Walking in fellowship with God is better than a thousand marriage books or counseling sessions, as helpful as these resources can be. Men who are walking closely with God each day won’t deceive or degrade their wives. When God is guiding a woman’s mouth, she will encourage her family instead of complaining or tearing them down. Simply put, one of the greatest priorities for your marriage should be daily cultivating your relationship with God while celebrating any spiritual growth in your spouse.
What makes you the proudest of your husband? What overjoys you the most in your wife? Is it when he wins at golf or she finds a great deal at the mall? Or are you most impressed when he gathers the family to pray and read the Word before bed, or when she forgives the neighbor whose dog dug up some of your plants? You are one of the most influential people in your spouse’s life. They will want to please whoever praises them the most. Have you been using your influence to lead them to honor God?
Love rejoices most in the things that please God. When your mate is growing in Christian character, persevering in faith, seeking purity, and embracing roles of giving and service—becoming spiritually active in your home—the Bible says you should be celebrating it. More than when they save money on the grocery bill. More than when they achieve success at work.
It should be romantic for a woman to see her strong husband humbling himself before God. It should be inspiring for a man to see his wife living with deep spiritual conviction and passion. You should rejoice and be absolutely thrilled, excitedly cheering them on for what they’re allowing God to accomplish in their lives.

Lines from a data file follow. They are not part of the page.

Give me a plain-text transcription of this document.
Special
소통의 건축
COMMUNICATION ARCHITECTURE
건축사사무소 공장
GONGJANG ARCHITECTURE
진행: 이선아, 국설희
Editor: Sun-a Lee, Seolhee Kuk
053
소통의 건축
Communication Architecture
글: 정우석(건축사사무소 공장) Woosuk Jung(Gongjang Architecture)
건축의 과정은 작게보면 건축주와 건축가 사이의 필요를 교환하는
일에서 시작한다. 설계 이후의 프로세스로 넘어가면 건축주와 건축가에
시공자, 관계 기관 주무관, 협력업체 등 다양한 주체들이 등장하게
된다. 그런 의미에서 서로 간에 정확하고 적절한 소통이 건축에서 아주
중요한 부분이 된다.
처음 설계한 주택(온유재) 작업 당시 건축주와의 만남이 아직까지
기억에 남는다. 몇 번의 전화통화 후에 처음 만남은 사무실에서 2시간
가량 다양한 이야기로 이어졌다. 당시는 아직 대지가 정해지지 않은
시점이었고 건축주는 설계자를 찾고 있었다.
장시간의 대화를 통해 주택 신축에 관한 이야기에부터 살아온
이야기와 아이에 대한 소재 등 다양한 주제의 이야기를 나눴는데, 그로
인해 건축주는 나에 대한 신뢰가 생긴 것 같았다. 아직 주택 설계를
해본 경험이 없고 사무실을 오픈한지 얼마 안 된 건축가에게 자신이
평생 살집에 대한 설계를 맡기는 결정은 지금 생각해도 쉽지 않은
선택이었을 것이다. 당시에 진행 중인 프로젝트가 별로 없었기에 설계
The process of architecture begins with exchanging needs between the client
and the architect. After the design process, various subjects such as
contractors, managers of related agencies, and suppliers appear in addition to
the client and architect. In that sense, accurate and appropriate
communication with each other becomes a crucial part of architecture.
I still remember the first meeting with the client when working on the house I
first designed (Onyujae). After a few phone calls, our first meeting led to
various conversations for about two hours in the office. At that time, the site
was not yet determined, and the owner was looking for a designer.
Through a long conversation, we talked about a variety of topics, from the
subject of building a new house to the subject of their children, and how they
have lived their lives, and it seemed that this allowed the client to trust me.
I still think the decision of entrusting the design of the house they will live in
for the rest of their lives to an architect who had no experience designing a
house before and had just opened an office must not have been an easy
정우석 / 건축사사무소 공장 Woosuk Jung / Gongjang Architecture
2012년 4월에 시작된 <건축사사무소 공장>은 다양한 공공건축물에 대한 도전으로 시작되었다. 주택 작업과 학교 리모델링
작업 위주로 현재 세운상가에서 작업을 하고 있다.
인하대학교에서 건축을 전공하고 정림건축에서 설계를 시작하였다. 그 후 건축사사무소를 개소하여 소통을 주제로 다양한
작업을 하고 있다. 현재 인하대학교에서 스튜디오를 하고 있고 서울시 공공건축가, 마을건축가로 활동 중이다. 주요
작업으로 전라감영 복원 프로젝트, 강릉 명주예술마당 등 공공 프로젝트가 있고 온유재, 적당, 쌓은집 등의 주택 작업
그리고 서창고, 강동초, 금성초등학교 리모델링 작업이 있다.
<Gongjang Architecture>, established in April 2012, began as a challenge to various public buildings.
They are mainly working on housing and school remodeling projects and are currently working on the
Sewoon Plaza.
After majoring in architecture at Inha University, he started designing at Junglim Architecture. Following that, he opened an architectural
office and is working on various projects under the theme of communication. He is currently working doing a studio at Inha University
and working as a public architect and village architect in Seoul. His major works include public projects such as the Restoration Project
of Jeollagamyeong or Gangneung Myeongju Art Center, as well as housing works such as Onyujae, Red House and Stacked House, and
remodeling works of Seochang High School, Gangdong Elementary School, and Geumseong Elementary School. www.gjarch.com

The apostle Paul often wrote in his letters how delighted he was to hear reports of people’s faithfulness and growth in Jesus. “We ought always to give thanks to God for you, brethren, as is only fitting, because your faith is greatly enlarged, and the love of each one of you toward one another grows ever greater; therefore, we ourselves speak proudly of you among the churches of God” (2 Thessalonians 1:3–4).
Sometimes, by accepting modern culture’s take on what to applaud in our spouse, we can actually be guilty of encouraging them to sin, perhaps by feeding their vanity or by letting boys be boys. But “love does not rejoice in unrighteousness”—not in ourselves, and not in our mate. Rather, love “rejoices with the truth,” the way the apostle John did when he said, “I have no greater joy than this, to hear of my children walking in the truth” (3 John 4). He knew that the pursuit of godliness, purity, and faithfulness—remaining unjaded and uncompromising in life—was the only way for them to please God, complete their purpose, and find joy and fulfillment in life.
But what if your spouse is not a believer? How can you champion godly behavior in them if they don’t believe in God and refuse to submit to Him? Paul told believing spouses to stay true to their unbelieving mates, pray for them, and live an exemplary life before them in reverence to God (1 Corinthians 7:10–16). Yes, this may invite ridicule in some marriages. But when Christ takes over a man’s heart, the long-term life change and spiritual transformation God develops in him is a powerful testimony that is hard for his wife to deny. Scripture exhorts wives to quietly use their submission, purity, and respectful behavior to win over their husbands (1 Peter 3:1–2). Sometimes you may feel as if you are only making it more difficult for your spouse to see Jesus in you. But stay prayerful, respectful, and loving. God is not finished with them yet. He has placed a witness to Himself right in their bed next to them.
What more could you want for your wife or husband than for them to experience the best that life has to offer—the best that God has to offer! So, yes, be encouraged and happy for any success your spouse enjoys. But save your heartiest congratulations for those times when they are taking closer steps to God and honoring Him as their First Love.
TODAY'S DARE
Find a specific, recent example when your spouse demonstrated Christian character in a noticeable way (faith, love, honesty, patience, kindness, service, compassion, humility, etc.). Verbally commend them for this at some point today.
____ Check here when you’ve completed today’s dare.
What example did you choose to recognize? How many other ways could you celebrate their growth in godliness? How could you encourage them to persevere in it?